Aon Corp. has received clearance from three state attorneys general, including Illinois’ Lisa Madigan, to resume accepting controversial payments from insurers that Aon and other big commercial insurance brokers agreed to halt five years ago following investigations by then-New York Attorney General Eliot Spitzer.
But a spokesman for the Chicago-based broker said it has no “current plans” to again accept so-called contingent commissions—extra payments from insurers to brokers like Aon based on the volume or profitability of the client premiums those brokers place with the underwriters.
Late Tuesday, February 16, Aon announced the changes to its settlement with Madigan’s office, as well as the attorneys general of New York and Connecticut.
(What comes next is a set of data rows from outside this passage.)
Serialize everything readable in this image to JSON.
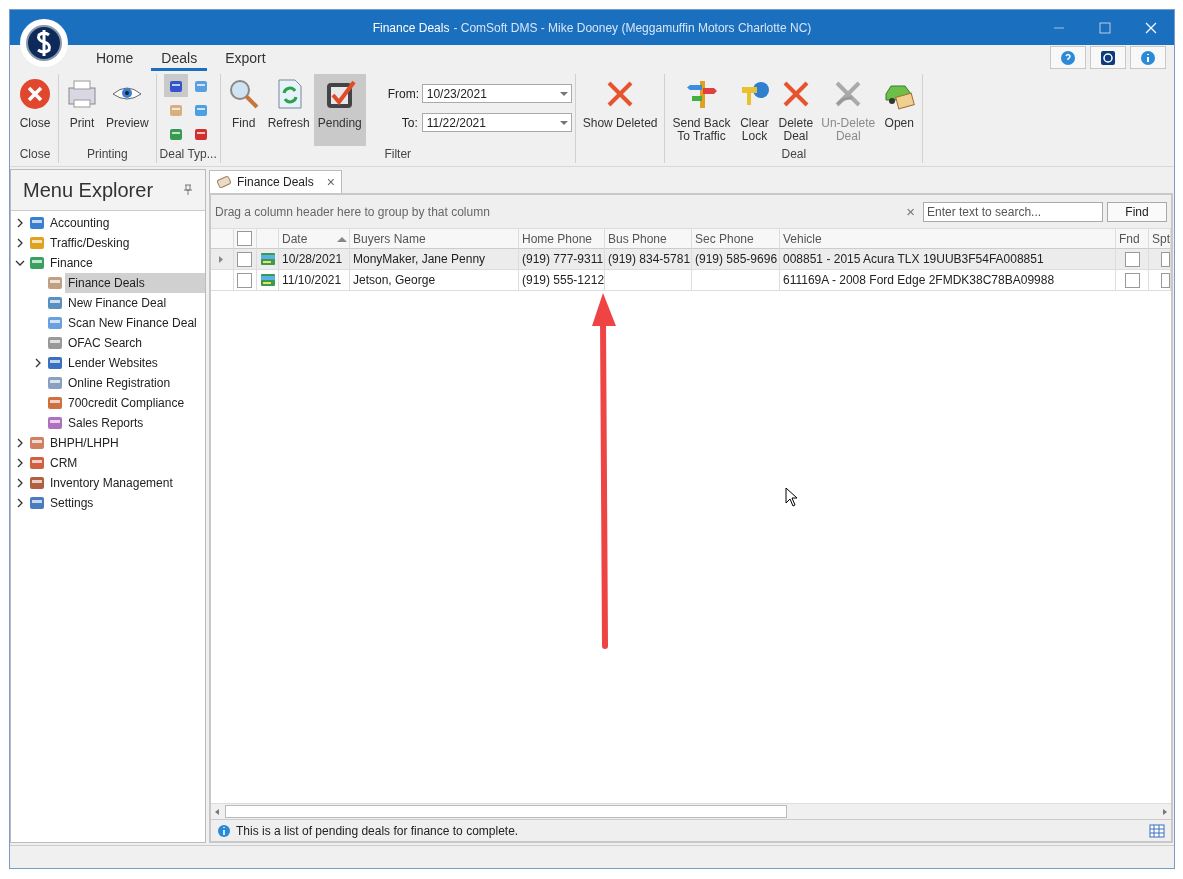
{
  "window": {
    "title": "Finance Deals",
    "subtitle": "- ComSoft DMS - Mike Dooney (Meggamuffin Motors Charlotte NC)"
  },
  "ribbon": {
    "tabs": [
      {
        "label": "Home",
        "selected": false
      },
      {
        "label": "Deals",
        "selected": true
      },
      {
        "label": "Export",
        "selected": false
      }
    ],
    "groups": [
      {
        "label": "Close",
        "items": [
          {
            "label": "Close",
            "selected": false,
            "disabled": false
          }
        ]
      },
      {
        "label": "Printing",
        "items": [
          {
            "label": "Print",
            "selected": false,
            "disabled": false
          },
          {
            "label": "Preview",
            "selected": false,
            "disabled": false
          }
        ]
      },
      {
        "label": "Deal Typ...",
        "small_items": [
          {
            "selected": true
          },
          {
            "selected": false
          },
          {
            "selected": false
          },
          {
            "selected": false
          },
          {
            "selected": false
          },
          {
            "selected": false
          }
        ]
      },
      {
        "label": "Filter",
        "items": [
          {
            "label": "Find",
            "selected": false,
            "disabled": false
          },
          {
            "label": "Refresh",
            "selected": false,
            "disabled": false
          },
          {
            "label": "Pending",
            "selected": true,
            "disabled": false
          }
        ],
        "dates": [
          {
            "label": "From:",
            "value": "10/23/2021"
          },
          {
            "label": "To:",
            "value": "11/22/2021"
          }
        ]
      },
      {
        "items": [
          {
            "label": "Show Deleted",
            "selected": false,
            "disabled": false
          }
        ]
      },
      {
        "label": "Deal",
        "items": [
          {
            "label": "Send Back\nTo Traffic",
            "selected": false,
            "disabled": false
          },
          {
            "label": "Clear\nLock",
            "selected": false,
            "disabled": false
          },
          {
            "label": "Delete\nDeal",
            "selected": false,
            "disabled": false
          },
          {
            "label": "Un-Delete\nDeal",
            "selected": false,
            "disabled": true
          },
          {
            "label": "Open",
            "selected": false,
            "disabled": false
          }
        ]
      }
    ]
  },
  "sidebar": {
    "title": "Menu Explorer",
    "items": [
      {
        "label": "Accounting",
        "expanded": false,
        "selected": false
      },
      {
        "label": "Traffic/Desking",
        "expanded": false,
        "selected": false
      },
      {
        "label": "Finance",
        "expanded": true,
        "selected": false,
        "children": [
          {
            "label": "Finance Deals",
            "selected": true
          },
          {
            "label": "New Finance Deal",
            "selected": false
          },
          {
            "label": "Scan New Finance Deal",
            "selected": false
          },
          {
            "label": "OFAC Search",
            "selected": false
          },
          {
            "label": "Lender Websites",
            "expanded": false,
            "selected": false
          },
          {
            "label": "Online Registration",
            "selected": false
          },
          {
            "label": "700credit Compliance",
            "selected": false
          },
          {
            "label": "Sales Reports",
            "selected": false
          }
        ]
      },
      {
        "label": "BHPH/LHPH",
        "expanded": false,
        "selected": false
      },
      {
        "label": "CRM",
        "expanded": false,
        "selected": false
      },
      {
        "label": "Inventory Management",
        "expanded": false,
        "selected": false
      },
      {
        "label": "Settings",
        "expanded": false,
        "selected": false
      }
    ]
  },
  "document_tab": {
    "label": "Finance Deals",
    "close": "×"
  },
  "grid": {
    "group_hint": "Drag a column header here to group by that column",
    "search": {
      "placeholder": "Enter text to search...",
      "clear": "×",
      "button": "Find"
    },
    "header_checked": false,
    "columns": [
      {
        "label": "Date",
        "sorted": true
      },
      {
        "label": "Buyers Name",
        "sorted": false
      },
      {
        "label": "Home Phone",
        "sorted": false
      },
      {
        "label": "Bus Phone",
        "sorted": false
      },
      {
        "label": "Sec Phone",
        "sorted": false
      },
      {
        "label": "Vehicle",
        "sorted": false
      },
      {
        "label": "Fnd",
        "sorted": false
      },
      {
        "label": "Spt",
        "sorted": false
      }
    ],
    "rows": [
      {
        "selected": true,
        "checked": false,
        "cells": [
          "10/28/2021",
          "MonyMaker, Jane Penny",
          "(919) 777-9311",
          "(919) 834-5781",
          "(919) 585-9696",
          "008851 - 2015 Acura TLX 19UUB3F54FA008851"
        ],
        "fnd": false,
        "spt": false
      },
      {
        "selected": false,
        "checked": false,
        "cells": [
          "11/10/2021",
          "Jetson, George",
          "(919) 555-1212",
          "",
          "",
          "611169A - 2008 Ford Edge 2FMDK38C78BA09988"
        ],
        "fnd": false,
        "spt": false
      }
    ]
  },
  "status": "This is a list of pending deals for finance to complete."
}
The Aon spokesman noted that the settlements don’t apply to Florida, which negotiated a separate deal with Aon, or 29 other states affected by a separate settlement Aon negotiated with the National Association of Insurance Commissioners.
A spokeswoman for Madigan said in an e-mail that the original settlement with Aon and other big brokers ended the insurance industry's most egregious practices, such as bid-rigging and routine steering of client accounts to insurers that paid the highest commissions.
“Because other [smaller] brokers continue taking contingent commissions, [continuing] the ban may require Aon to operate at a competitive disadvantage, particularly in this difficult economy,” she added.
Discussions are under way with Florida’s attorney general, as well as the NAIC, that would lift their bans on accepting contingent commissions.
The payments drew controversy in 2004 when Spitzer uncovered evidence that some brokers were steering client accounts to insurers that paid particularly high contingent commissions, in addition to the normal front-end commissions.
Aon ended up negotiating a $190 million settlement with New York, Illinois and Connecticut, creating a fund to reimburse clients.
The country’s largest commercial insurance brokers, including Itasca, Illinois-based Arthur J. Gallagher & Co. and New York-based Marsh & McLennan Cos., long have railed against what they call an unfair dual system of banning back-end payments from insurers to big brokers while continuing to allow smaller competitors like Chicago’s Mesirow Financial Holdings Inc. to accept them.
The new settlements with Illinois, New York and Connecticut will require the brokers to disclose to their clients any back-end payment arrangements with insurers.